Pioneering documentary photographer Dorothea Lange, challenged in her childhood by contracting polio and by the abandonment by her father, decided at a young age to become a photographer. After graduation, she obtained work in leading photographers” studios. She became an empathic observer of people in the context of their lives by walking through many parts of New York City.
In 1918, Lange and a friend planned to work their way around the world, but were stranded in San Francisco after losing their savings in a robbery. Lange settled in San Francisco, married artist Maynard Dixon and raised their family of two sons. She created commercially successful studio photographs but her most influential work became focused on the visual depiction of people’s changing lives and the interrelationships of people, environment, and major historical events.

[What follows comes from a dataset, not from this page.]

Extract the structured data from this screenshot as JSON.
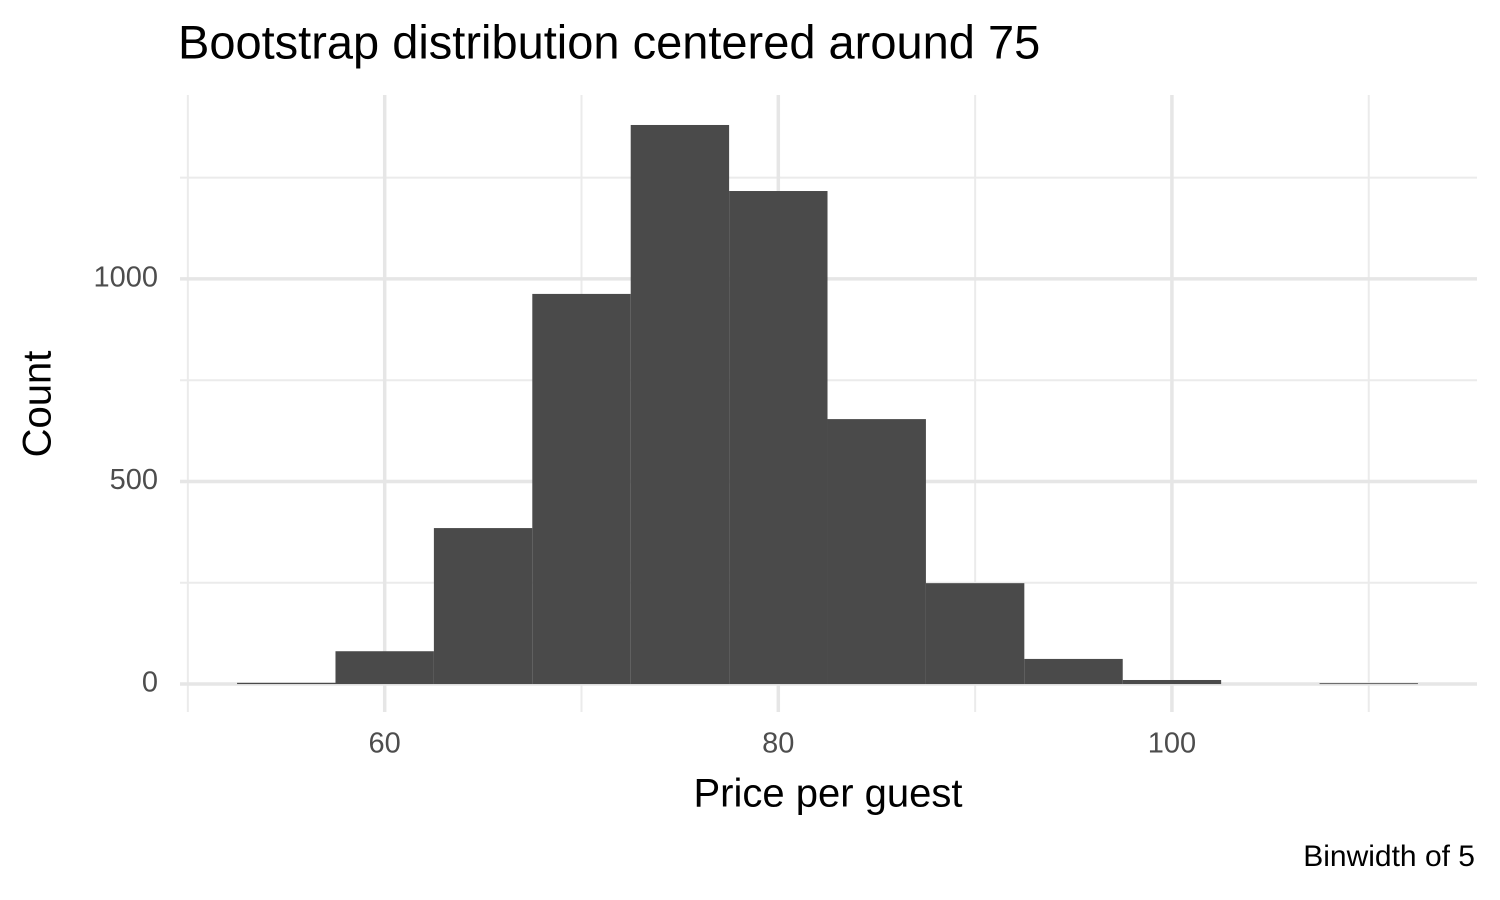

Lange became one of the outstanding photo-documentarians of farmers and migrant workers when she worked for the Farm Security Administration during the Great Depression. Her famed photograph Migrant Mother (Nipomo, 1936) has been acclaimed as the summation of the rapidly changing realities of the time. In 1940, Lange became the first woman awarded a Guggenheim Fellowship in photography.
In 1942, Lange and Ansel Adams photographed Richmond, California’s rapidly changing wartime communities. Lange sensitized America and the world to the injustices of the Japanese American internment of the Second World War, through her War Relocation Authority photographs.
After the war, Lange traveled the world with her second husband Paul Taylor, creating photo-essays for leading magazines such as Life and Fortune. She chronicled the new industrial expansion of San Francisco, the societal change from rural small town communities to mass urban culture in America, and photographed scenes across the globe. Her dedication, breadth, compassion, empathy, graphic power, and superb technique set standards that stand today.